Luminario offers a special gift with “Recuerdo,” translated “I remember,” by LA modern dance treasure Bella Lewitzky. First presented at UC Irvine in 1990, and here performed five years after Ms. Lewitzky’s death, the work is a magnificently potent and enduringly relevant example of expressionistic modern dance. Although joined at times by a stoic female chorus or tender lover (Stevan Novakovich), Brianna Haynes journeys through memories of love and loss alone. Her red dress emphasizes Haynes’ isolation from the black-clad chorus of dancers who place and embrace her with indifference until a scrim descends between them and she continues on her own. Larry Attaway’s minimal, dissonant piano shifts to flowing arpeggios while the woman in red waltzes and pivots, sliding flat bare feet to inscribe soft circles. Novakovich joins her for a time by moving in close complement; her drop to the floor hinges his arms and waist, and he hovers close by. When some kind of death pulls him up and away from a seated embrace, she struggles to stay in his lap and, clutching his waist, walks with him – her feet glued to his knees. While Haynes demonstrates great ability throughout the evening, she does not quite achieve the recklessness that the “Recuerdo” solos require. The choreography is hardly diminished, however, and Lewitzky’s work ends in stark silence as the woman who remembers takes her place with those in her past, forming an eerie family portrait.

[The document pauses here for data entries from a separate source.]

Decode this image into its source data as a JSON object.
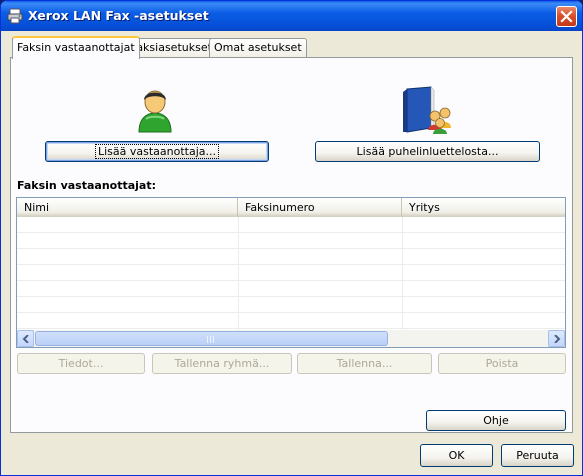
{
  "window": {
    "title": "Xerox LAN Fax -asetukset",
    "icons": {
      "app": "printer-icon",
      "close": "close-icon"
    }
  },
  "tabs": [
    {
      "label": "Faksin vastaanottajat",
      "active": true
    },
    {
      "label": "Faksiasetukset",
      "active": false
    },
    {
      "label": "Omat asetukset",
      "active": false
    }
  ],
  "recipient_actions": {
    "add_recipient": {
      "label": "Lisää vastaanottaja...",
      "icon": "user-icon"
    },
    "add_from_phonebook": {
      "label": "Lisää puhelinluettelosta...",
      "icon": "phonebook-icon"
    }
  },
  "recipients": {
    "section_label": "Faksin vastaanottajat:",
    "columns": [
      "Nimi",
      "Faksinumero",
      "Yritys"
    ],
    "rows": []
  },
  "list_actions": {
    "details": "Tiedot...",
    "save_group": "Tallenna ryhmä...",
    "save": "Tallenna...",
    "remove": "Poista"
  },
  "help_button": "Ohje",
  "dialog_buttons": {
    "ok": "OK",
    "cancel": "Peruuta"
  },
  "colors": {
    "titlebar": "#0650d8",
    "dialog_background": "#ece9d8",
    "active_tab_highlight": "#ffc83c",
    "scrollbar": "#c3d6fd"
  }
}
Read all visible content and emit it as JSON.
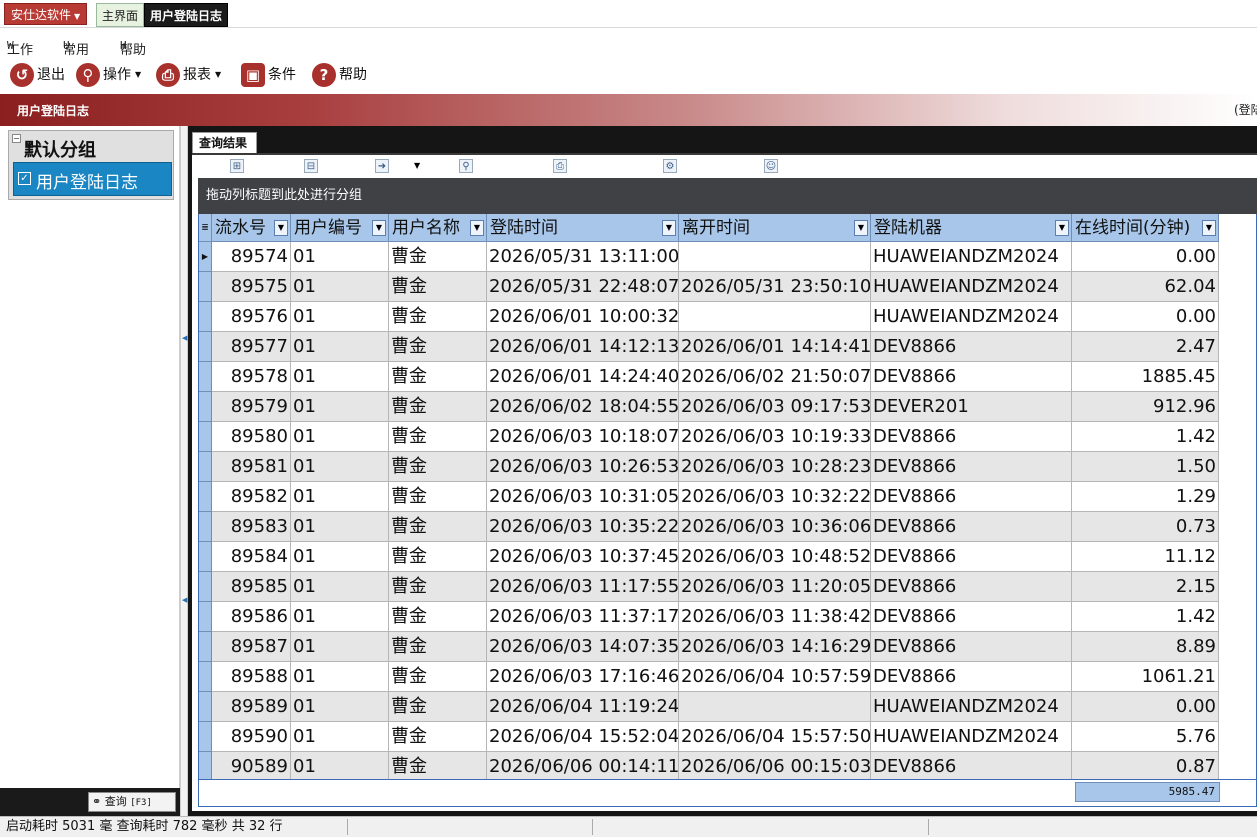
{
  "app_menu": {
    "label": "安仕达软件"
  },
  "top_tabs": [
    {
      "label": "主界面"
    },
    {
      "label": "用户登陆日志"
    }
  ],
  "menubar": [
    {
      "key": "W",
      "label": "工作"
    },
    {
      "key": "U",
      "label": "常用"
    },
    {
      "key": "H",
      "label": "帮助"
    }
  ],
  "toolbar": [
    {
      "label": "退出",
      "icon": "exit-icon"
    },
    {
      "label": "操作",
      "icon": "search-icon"
    },
    {
      "label": "报表",
      "icon": "printer-icon"
    },
    {
      "label": "条件",
      "icon": "condition-icon"
    },
    {
      "label": "帮助",
      "icon": "help-icon"
    }
  ],
  "banner": {
    "title": "用户登陆日志",
    "right_text": "(登陆"
  },
  "left_panel": {
    "group_title": "默认分组",
    "item_label": "用户登陆日志",
    "query_button": "查询",
    "query_hotkey": "[F3]"
  },
  "result_tab": {
    "label": "查询结果"
  },
  "group_by_hint": "拖动列标题到此处进行分组",
  "grid": {
    "columns": [
      "流水号",
      "用户编号",
      "用户名称",
      "登陆时间",
      "离开时间",
      "登陆机器",
      "在线时间(分钟)"
    ],
    "rows": [
      [
        "89574",
        "01",
        "曹金",
        "2026/05/31 13:11:00",
        "",
        "HUAWEIANDZM2024",
        "0.00"
      ],
      [
        "89575",
        "01",
        "曹金",
        "2026/05/31 22:48:07",
        "2026/05/31 23:50:10",
        "HUAWEIANDZM2024",
        "62.04"
      ],
      [
        "89576",
        "01",
        "曹金",
        "2026/06/01 10:00:32",
        "",
        "HUAWEIANDZM2024",
        "0.00"
      ],
      [
        "89577",
        "01",
        "曹金",
        "2026/06/01 14:12:13",
        "2026/06/01 14:14:41",
        "DEV8866",
        "2.47"
      ],
      [
        "89578",
        "01",
        "曹金",
        "2026/06/01 14:24:40",
        "2026/06/02 21:50:07",
        "DEV8866",
        "1885.45"
      ],
      [
        "89579",
        "01",
        "曹金",
        "2026/06/02 18:04:55",
        "2026/06/03 09:17:53",
        "DEVER201",
        "912.96"
      ],
      [
        "89580",
        "01",
        "曹金",
        "2026/06/03 10:18:07",
        "2026/06/03 10:19:33",
        "DEV8866",
        "1.42"
      ],
      [
        "89581",
        "01",
        "曹金",
        "2026/06/03 10:26:53",
        "2026/06/03 10:28:23",
        "DEV8866",
        "1.50"
      ],
      [
        "89582",
        "01",
        "曹金",
        "2026/06/03 10:31:05",
        "2026/06/03 10:32:22",
        "DEV8866",
        "1.29"
      ],
      [
        "89583",
        "01",
        "曹金",
        "2026/06/03 10:35:22",
        "2026/06/03 10:36:06",
        "DEV8866",
        "0.73"
      ],
      [
        "89584",
        "01",
        "曹金",
        "2026/06/03 10:37:45",
        "2026/06/03 10:48:52",
        "DEV8866",
        "11.12"
      ],
      [
        "89585",
        "01",
        "曹金",
        "2026/06/03 11:17:55",
        "2026/06/03 11:20:05",
        "DEV8866",
        "2.15"
      ],
      [
        "89586",
        "01",
        "曹金",
        "2026/06/03 11:37:17",
        "2026/06/03 11:38:42",
        "DEV8866",
        "1.42"
      ],
      [
        "89587",
        "01",
        "曹金",
        "2026/06/03 14:07:35",
        "2026/06/03 14:16:29",
        "DEV8866",
        "8.89"
      ],
      [
        "89588",
        "01",
        "曹金",
        "2026/06/03 17:16:46",
        "2026/06/04 10:57:59",
        "DEV8866",
        "1061.21"
      ],
      [
        "89589",
        "01",
        "曹金",
        "2026/06/04 11:19:24",
        "",
        "HUAWEIANDZM2024",
        "0.00"
      ],
      [
        "89590",
        "01",
        "曹金",
        "2026/06/04 15:52:04",
        "2026/06/04 15:57:50",
        "HUAWEIANDZM2024",
        "5.76"
      ],
      [
        "90589",
        "01",
        "曹金",
        "2026/06/06 00:14:11",
        "2026/06/06 00:15:03",
        "DEV8866",
        "0.87"
      ]
    ],
    "summary_total": "5985.47"
  },
  "status": {
    "text": "启动耗时 5031 毫 查询耗时 782 毫秒  共 32 行"
  },
  "colors": {
    "app_menu_bg": "#b83a34",
    "header_bg": "#a7c6e9",
    "selected_group_item": "#1b86c4",
    "banner_start": "#8b1f1f"
  }
}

Delphine Perroud lies alone in a pool of white light, the outline of her arching body drawn clearly in shadow. Alex Stabler happens upon her and, enraptured, they dance the late Michael Smuin’s liquid, luminous duet, “Bouquet,” first performed by the San Francisco Ballet in 1981. With abandon made possible by complete trust and intimacy, Perroud falls forward toward her partner, and he meets her at precisely the right moment to accelerate the movement sideways; they slide off together and Perroud magically tumbles into an ecstatic, reaching lift. Although technically danced quite beautifully, I found Perroud and Stabler’s performance too light and showy for Smuin’s passionate movement; the lovers often seem oriented more toward their audience than each other, racing perfunctorily through some of the work’s most tender caresses.

LedZAerial (2003), an aerial ballet suite danced, flipped, climbed, hung and swung to the music of Led Zeppelin, follows intermission. The three dances of LedZAerial build in intensity, and in excellent theatrical form, choreographers Judith Flex Helle, Bianca Sapetto, Russ Stark and Dreya Weber unleash increasingly impressive effects as the suite continues. Suspended high above the stage in rings and curtains of cloth, dancers twist and flip with such speed and dexterity that I lose track of which limbs are arms, which legs, and whether heads are up or down, but see only morphing shapes, centrifugal motion, and perilous falls. In the last two sections, the uninterrupted symmetry of spatial design and movement dulls the visual impact of the three aerialists’ remarkable maneuvers. However, Brett Womack and Alex Stabler’s rolls, unwinding down the lengths of cloth to the stage, and Bianca Sapetto’s exhilarating abandon in swings and drops still alter my breathing as I think and write about them now.

1 comment:

  1. A great privilege to see the choreography of the legendary Bella Lewitzky. Brianna Haynes created a stunning portrait of loss and memory.

    The whole company was brilliant.